API PlaybookLifecycle & Developer Experience
Lifecycle & Developer ExperienceIntermediate6 min

Contract Testing

Consumer-driven contracts catch what unit tests miss

In a nutshell

Contract testing verifies that two services agree on the shape of their API -- the fields, types, and status codes they exchange. It catches the common scenario where one team renames a field and breaks another team's service, even though both sides have passing unit tests. The tests run without needing the real services, so they're fast and reliable enough for your CI pipeline.

The situation

Your OrderService calls the UserService to look up a customer's email. Both services have 95% unit test coverage. Both pass their integration tests. You deploy the UserService with a change that renames email to email_address. The OrderService breaks in production. Order confirmation emails stop sending. Nobody notices for 4 hours.

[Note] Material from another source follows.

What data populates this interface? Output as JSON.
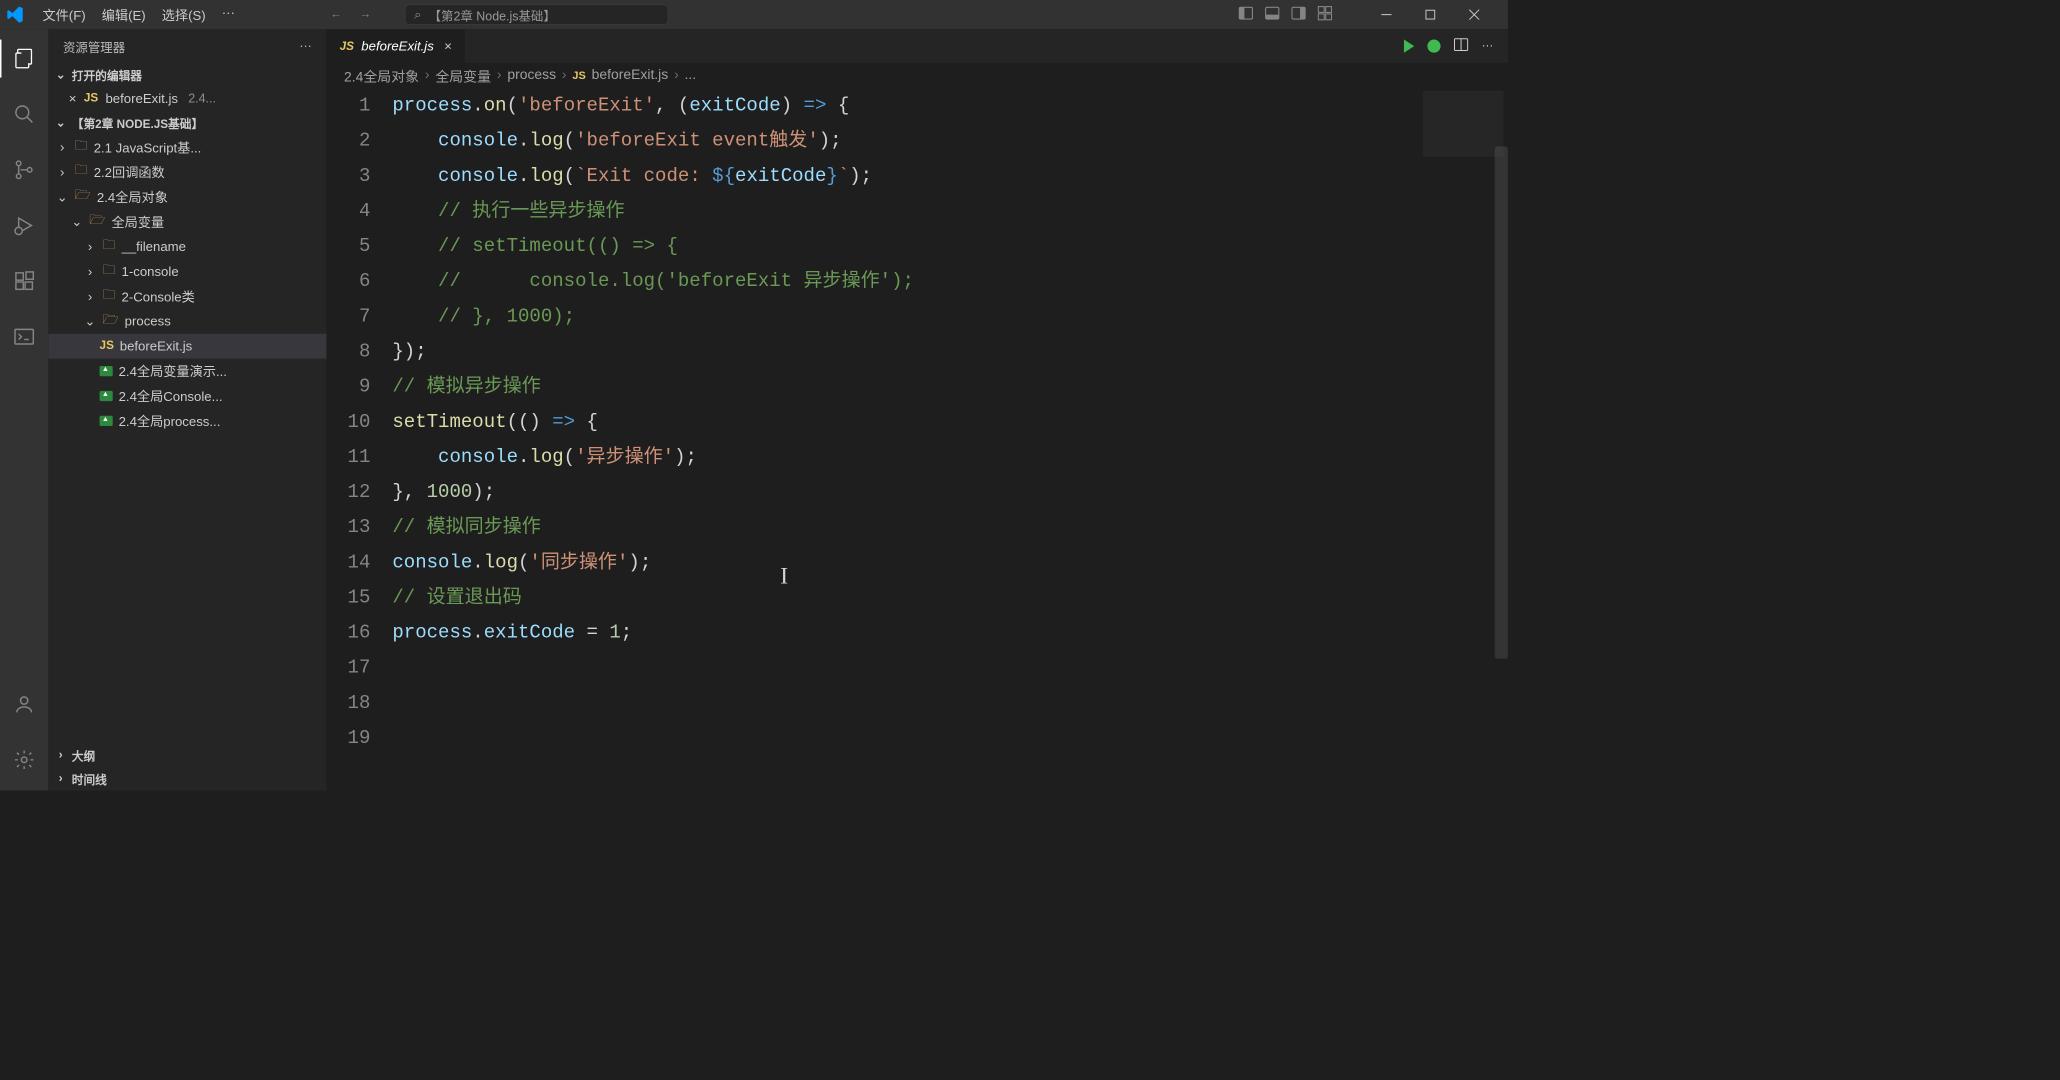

Unit tests didn't catch it because they test each service in isolation. Integration tests didn't catch it because they run against a shared staging environment that wasn't updated yet. The gap between "my service works" and "my service works with your service" is exactly where contract testing lives.

The testing gap

Test typeWhat it catchesWhat it misses
Unit testsLogic errors within a single function or moduleAnything that crosses a service boundary
Integration testsFull-stack behavior with real dependenciesSlow, flaky, hard to maintain, often skipped in CI
End-to-end testsUser-visible behavior across the whole systemExpensive, brittle, slow feedback loop
Contract testsMismatches in the agreed API shape between two servicesInternal logic errors (that's what unit tests are for)

Contract tests fill the gap between unit tests and integration tests. They're fast (no real services needed), focused (only test the interface), and run in CI.

The real insight

Contract tests don't test behavior — they test agreements. Does the producer return the shape the consumer expects? Does the consumer send requests the producer can handle? If both sides honor the contract, integration works. If either side drifts, the test fails.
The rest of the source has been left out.